- Greveniti Location within Greece
- Coordinates: 39°48.3′N 21°0.2′E﻿ / ﻿39.8050°N 21.0033°E
- Country: Greece
- Administrative region: Epirus
- Regional unit: Ioannina
- Municipality: Zagori
- Municipal unit: East Zagori

Area
- • Community: 37.077 km^{2} (14.316 sq mi)
- Elevation: 980 m (3,220 ft)

Population (2021)
- • Community: 109
- • Density: 2.94/km^{2} (7.61/sq mi)
- Time zone: UTC+2 (EET)
- • Summer (DST): UTC+3 (EEST)
- Postal code: 440 14
- Area code: +30-2656
- Vehicle registration: ΙΝ

= Greveniti =

Greveniti (Γρεβενίτι, Grebenitsli, Gribinitsli) is a village and a community of the Zagori municipality in Ioannina Regional Unit, Greece. Before the 2011 local government reform it was part of the municipality of East Zagori, of which it was a municipal district. The 2021 census recorded 109 inhabitants in the village. The community of Greveniti covers an area of 37.077 km^{2}. The community consists of the villages Greveniti and Ampelos. The village of Greveniti is located in the eastern part of the Zagori region, close to a hill named Toufa.

== Name ==
The linguist Kostas Oikonomou wrote that the toponym with the suffix -itis has two derivations. The first, Grevenitis, stems from the placename Grevena, originating from greveno, 'rock', and derived from the Slavic grebenъ, 'ridge', 'rock'. Oikonomou stated this interpretation aligns with the Aromanian name of the village, Grebenitsli, and the tradition where the village was settled by inhabitants of the Grevena region.
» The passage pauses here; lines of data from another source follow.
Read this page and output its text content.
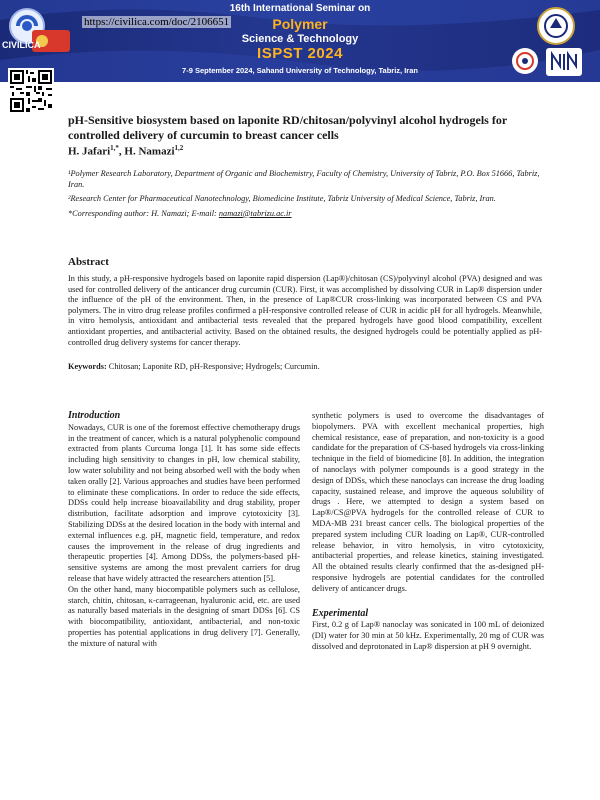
CIVILICA
16th International Seminar on
Polymer
Science & Technology
ISPST 2024
7-9 September 2024, Sahand University of Technology, Tabriz, Iran
https://civilica.com/doc/2106651
pH-Sensitive biosystem based on laponite RD/chitosan/polyvinyl alcohol hydrogels for controlled delivery of curcumin to breast cancer cells
H. Jafari$^{1,*}$, H. Namazi$^{1,2}$

¹Polymer Research Laboratory, Department of Organic and Biochemistry, Faculty of Chemistry, University of Tabriz, P.O. Box 51666, Tabriz, Iran.

²Research Center for Pharmaceutical Nanotechnology, Biomedicine Institute, Tabriz University of Medical Science, Tabriz, Iran.

*Corresponding author: H. Namazi; E-mail: namazi@tabrizu.ac.ir

Abstract
In this study, a pH-responsive hydrogels based on laponite rapid dispersion (Lap®)/chitosan (CS)/polyvinyl alcohol (PVA) designed and was used for controlled delivery of the anticancer drug curcumin (CUR). First, it was accomplished by dissolving CUR in Lap® dispersion under the influence of the pH of the environment. Then, in the presence of Lap®CUR cross-linking was incorporated between CS and PVA polymers. The in vitro drug release profiles confirmed a pH-responsive controlled release of CUR in acidic pH for all hydrogels. Meanwhile, in vitro hemolysis, antioxidant and antibacterial tests revealed that the prepared hydrogels have good blood compatibility, excellent antioxidant properties, and antibacterial activity. Based on the obtained results, the designed hydrogels could be potentially applied as pH-controlled drug delivery systems for cancer therapy.
Keywords: Chitosan; Laponite RD, pH-Responsive; Hydrogels; Curcumin.
Introduction

Nowadays, CUR is one of the foremost effective chemotherapy drugs in the treatment of cancer, which is a natural polyphenolic compound extracted from plants Curcuma longa [1]. It has some side effects including high sensitivity to changes in pH, low chemical stability, low water solubility and not being absorbed well with the body when taken orally [2]. Various approaches and studies have been performed to eliminate these complications. In order to reduce the side effects, DDSs could help increase bioavailability and drug stability, proper distribution, facilitate adsorption and improve cytotoxicity [3]. Stabilizing DDSs at the desired location in the body with internal and external influences e.g. pH, magnetic field, temperature, and redox causes the improvement in the release of drug ingredients and therapeutic properties [4]. Among DDSs, the polymers-based pH-sensitive systems are among the most prevalent carriers for drug release that have widely attracted the researchers attention [5].

On the other hand, many biocompatible polymers such as cellulose, starch, chitin, chitosan, κ-carrageenan, hyaluronic acid, etc. are used as naturally based materials in the designing of smart DDSs [6]. CS with biocompatibility, antioxidant, antibacterial, and non-toxic properties has potential applications in drug delivery [7]. Generally, the mixture of natural with

synthetic polymers is used to overcome the disadvantages of biopolymers. PVA with excellent mechanical properties, high chemical resistance, ease of preparation, and non-toxicity is a good candidate for the preparation of CS-based hydrogels via cross-linking technique in the field of biomedicine [8]. In addition, the integration of nanoclays with polymer compounds is a good strategy in the design of DDSs, which these nanoclays can increase the drug loading capacity, sustained release, and improve the aqueous solubility of drugs . Here, we attempted to design a system based on Lap®/CS@PVA hydrogels for the controlled release of CUR to MDA-MB 231 breast cancer cells. The biological properties of the prepared system including CUR loading on Lap®, CUR-controlled release behavior, in vitro hemolysis, in vitro cytotoxicity, antibacterial properties, and release kinetics, staining investigated. All the obtained results clearly confirmed that the as-designed pH-responsive hydrogels are potential candidates for the controlled delivery of anticancer drugs.

Experimental

First, 0.2 g of Lap® nanoclay was sonicated in 100 mL of deionized (DI) water for 30 min at 50 kHz. Experimentally, 20 mg of CUR was dissolved and deprotonated in Lap® dispersion at pH 9 overnight.
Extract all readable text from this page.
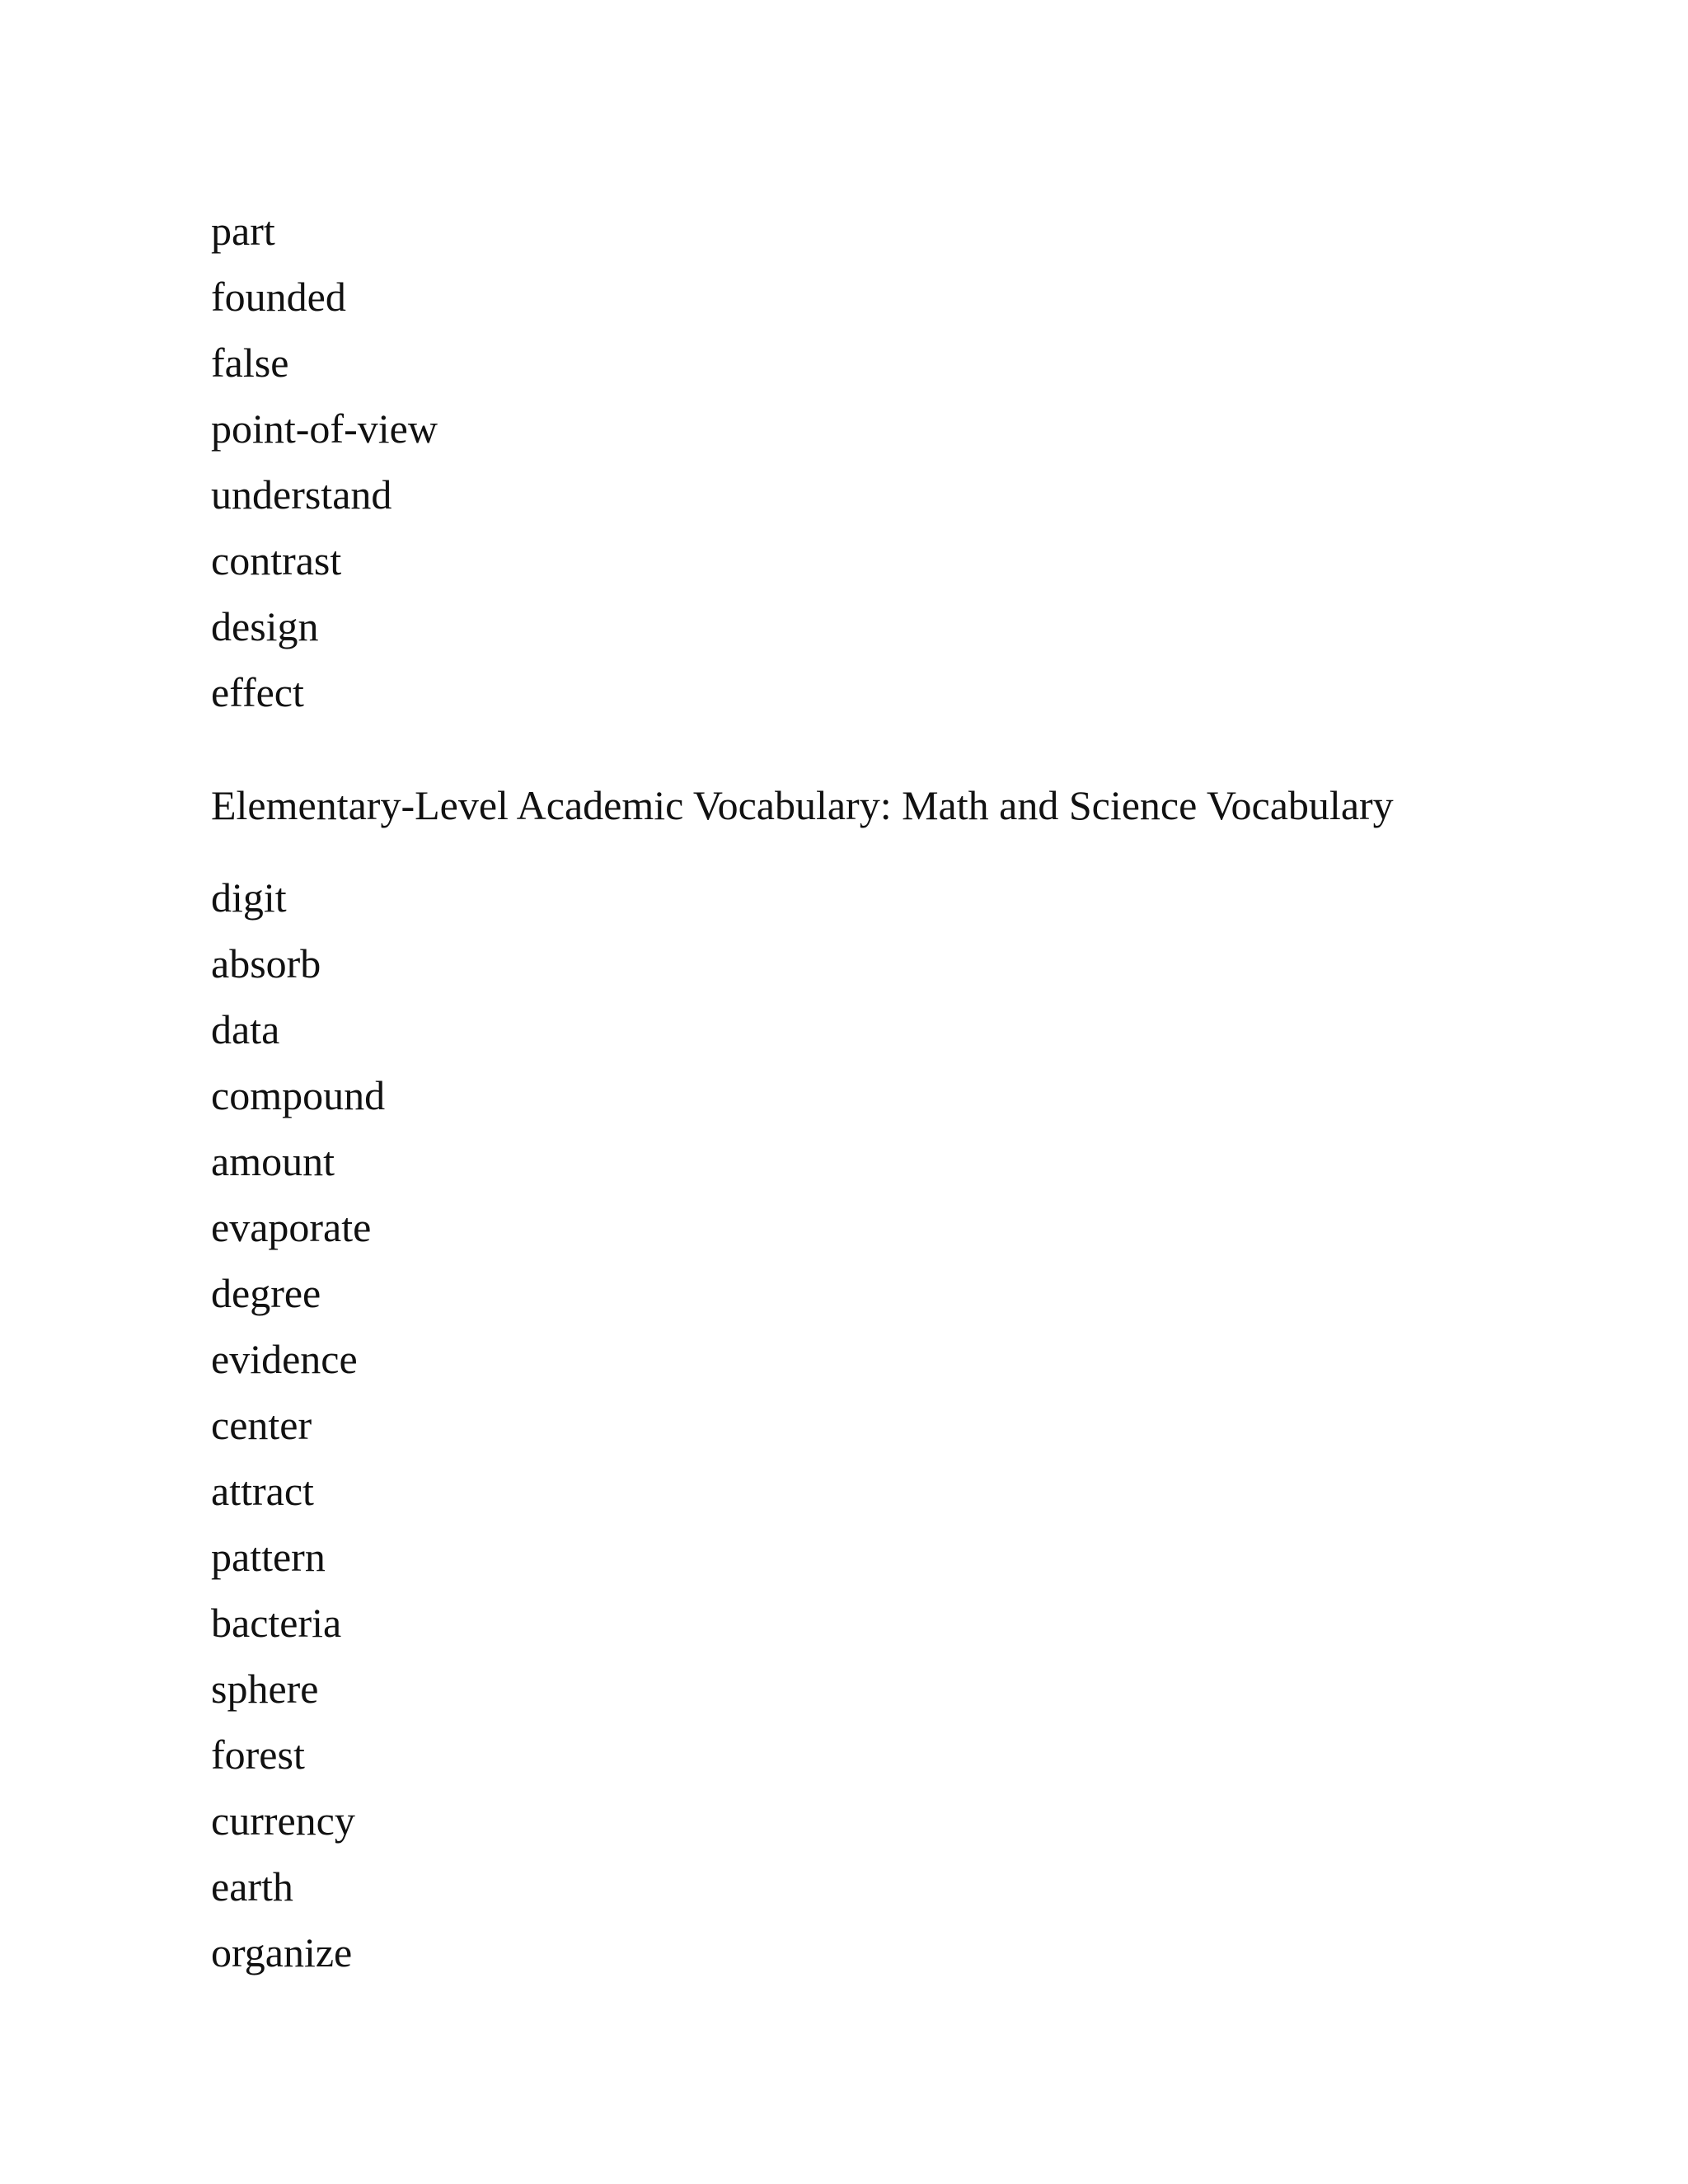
part
founded
false
point-of-view
understand
contrast
design
effect
Elementary-Level Academic Vocabulary: Math and Science Vocabulary
digit
absorb
data
compound
amount
evaporate
degree
evidence
center
attract
pattern
bacteria
sphere
forest
currency
earth
organize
The second derivation is from greveno, as in the above etymology, and the suffix -itis, where grevenitis means 'place with many rocks'.

== Demographics ==
Greveniti has an Aromanian population and is an Aromanian speaking village. In the early 21st century, elderly people were bilingual in the community language and Greek, whereas younger residents under 40 might have understood the community language but did not use it.